C’est à l’ombre d’un cinéma social que 60 Waiting Shots and a Shot filme la vieillesse, ou une certaine idée de la vieillesse : dans une maison de retraite à Gammarth, à la banlieue nord de Tunis, des personnes âgées passent leur temps peu enviables à attendre, parfois à ne rien faire, avant qu’un jour « la feuille se brise ». Filmer ce quotidien laisse craindre les facilités d’une démarche en prise avec des sujets larmoyants. Mais il n’y a qu’à prêter attention au sens de l’observation clinique dont Youssef Sanheji a doté sa caméra pour se rendre compte que le film tend à jouer sur un certain rapport au temps spatialisé. Le fil ténu de cette attente se distend à longueur des journées, où la routine, la solitude, l’ennui et l’abandon laissent place entre autres à la résignation.

À quel rythme passent les journées ? C’est selon.
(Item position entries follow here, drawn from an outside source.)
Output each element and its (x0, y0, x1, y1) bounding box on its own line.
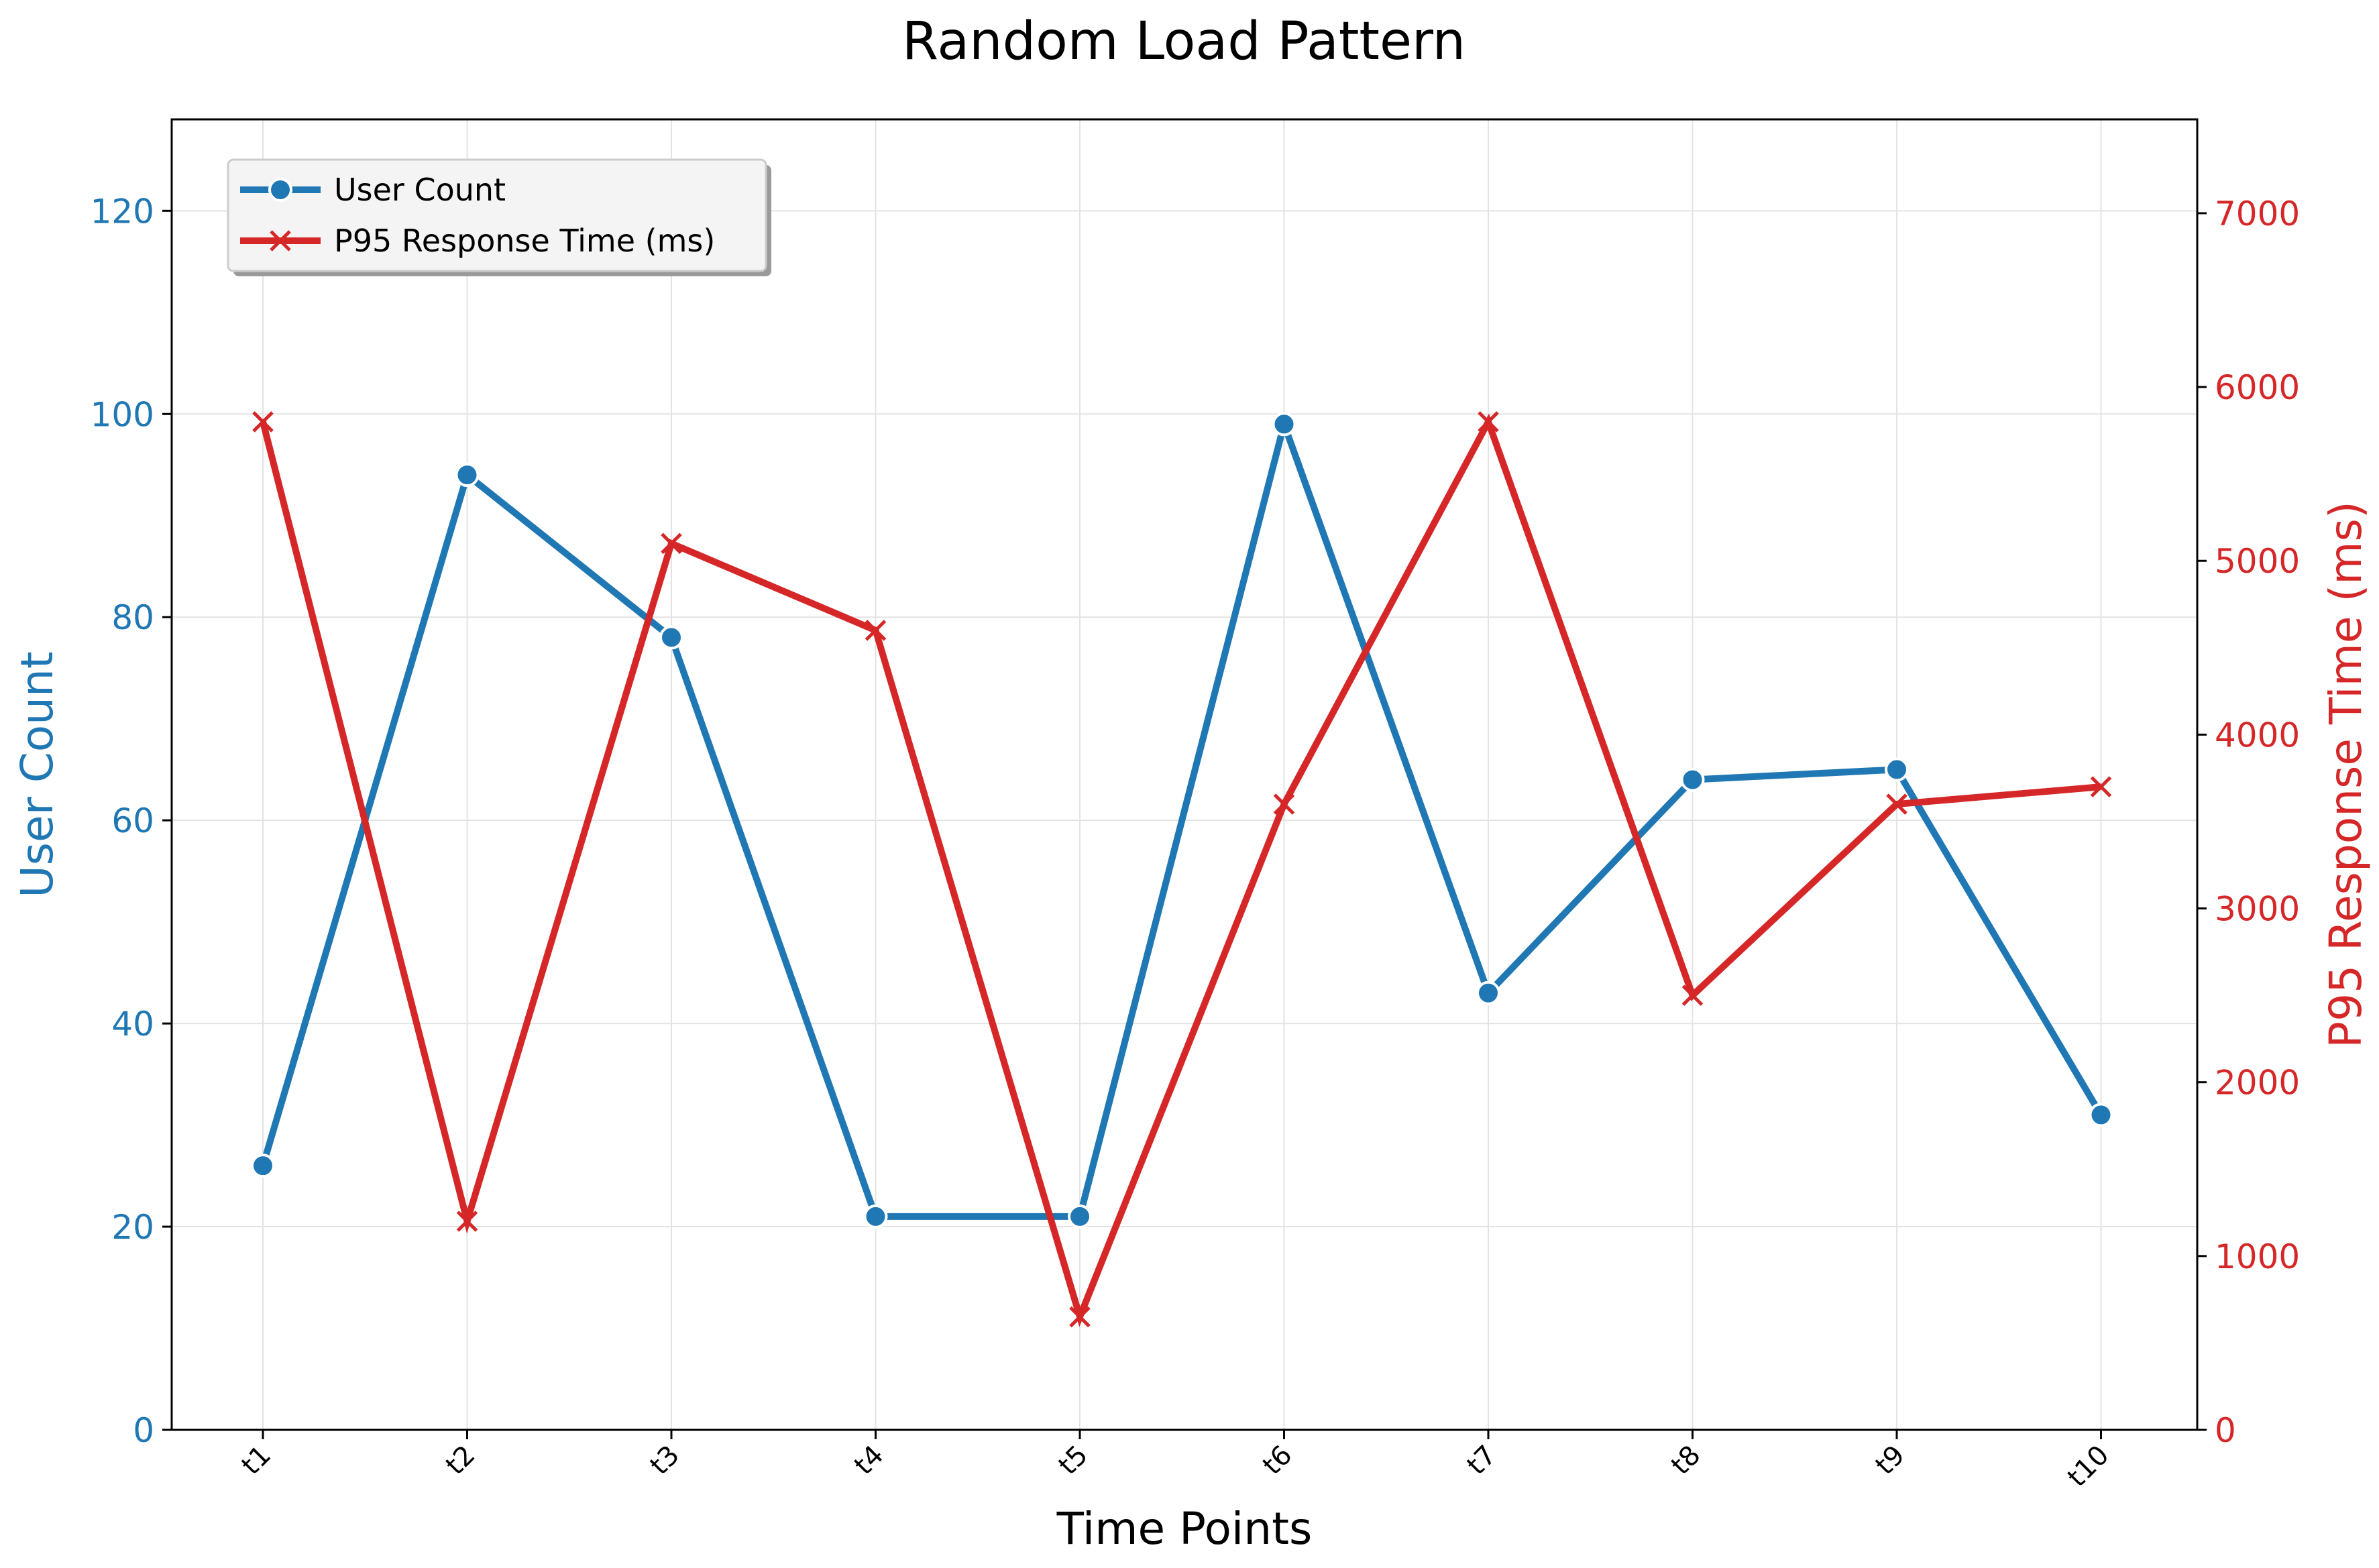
plot-frame (170, 118, 2199, 1431)
p95-response-time-point (1273, 793, 1295, 815)
legend-box (227, 158, 767, 272)
y-right-tick-label: 4000 (2215, 716, 2300, 754)
user-count-point (659, 625, 683, 650)
y-left-tick-label: 20 (111, 1208, 154, 1247)
p95-response-time-point (1886, 793, 1907, 815)
y-left-tick-label: 0 (133, 1411, 154, 1450)
p95-response-time-point (252, 411, 274, 433)
p95-response-time-point (2090, 776, 2112, 797)
y-axis-label-left: User Count (11, 651, 63, 897)
p95-response-time-point (456, 1211, 478, 1232)
y-right-tick-label: 1000 (2215, 1237, 2300, 1276)
p95-response-time-series (252, 411, 2112, 1328)
legend-label-p95-response-time: P95 Response Time (ms) (334, 223, 715, 259)
y-right-tick-label: 7000 (2215, 194, 2300, 233)
x-axis-label: Time Points (1056, 1503, 1313, 1555)
user-count-point (863, 1204, 888, 1229)
p95-response-time-point (865, 620, 887, 641)
user-count-line (260, 412, 2104, 1220)
y-right-tick-label: 0 (2215, 1411, 2236, 1450)
legend-marker-user-count (268, 178, 292, 202)
user-count-point (1476, 981, 1500, 1005)
p95-response-time-line (260, 413, 2101, 1327)
p95-response-time-point (1069, 1306, 1091, 1328)
y-left-tick-label: 80 (111, 598, 154, 637)
y-right-tick-label: 3000 (2215, 890, 2300, 929)
legend: User Count P95 Response Time (ms) (227, 158, 771, 276)
y-left-tick-label: 60 (111, 801, 154, 840)
user-count-series (251, 412, 2113, 1229)
user-count-point (2089, 1103, 2113, 1127)
y-left-tick-label: 100 (91, 395, 154, 434)
y-right-tick-label: 2000 (2215, 1064, 2300, 1103)
y-left-tick-label: 40 (111, 1005, 154, 1044)
chart-title: Random Load Pattern (902, 11, 1465, 72)
y-axis-label-right: P95 Response Time (ms) (2320, 501, 2372, 1048)
y-left-tick-label: 120 (91, 192, 154, 231)
y-right-tick-label: 5000 (2215, 542, 2300, 581)
user-count-point (1068, 1204, 1092, 1229)
user-count-point (1272, 412, 1296, 437)
legend-label-user-count: User Count (334, 172, 506, 208)
p95-response-time-point (1478, 411, 1499, 433)
series-layer (251, 411, 2113, 1328)
user-count-point (1680, 767, 1705, 792)
y-right-tick-label: 6000 (2215, 368, 2300, 407)
user-count-point (251, 1154, 275, 1178)
p95-response-time-point (1681, 985, 1704, 1006)
p95-response-time-point (661, 533, 682, 555)
legend-marker-p95-response-time (270, 230, 291, 251)
user-count-point (1885, 757, 1909, 782)
user-count-point (455, 463, 480, 488)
Parfois très vite, mais le plus souvent avec une lenteur extrême. L’un lâche quelques bribes de son histoire à la caméra, avant de passer au contrôle médical ; au plan suivant, capté depuis la fenêtre, il fume sa clope loin des regards. Une autre cuisine avant de s’adonner à une euphorique partie de danse sur des rythmes folkloriques. Un troisième, sur une chaise roulante, semble complètement déconnecté quand il ne se plaint pas d’être rejeté par les autres résidents. Sur ce quotidien fait de silences troublé de temps à autre par des disputes entre binômes, le film propose un regard qui ne s’en trouve pas perdant dans sa discrétion.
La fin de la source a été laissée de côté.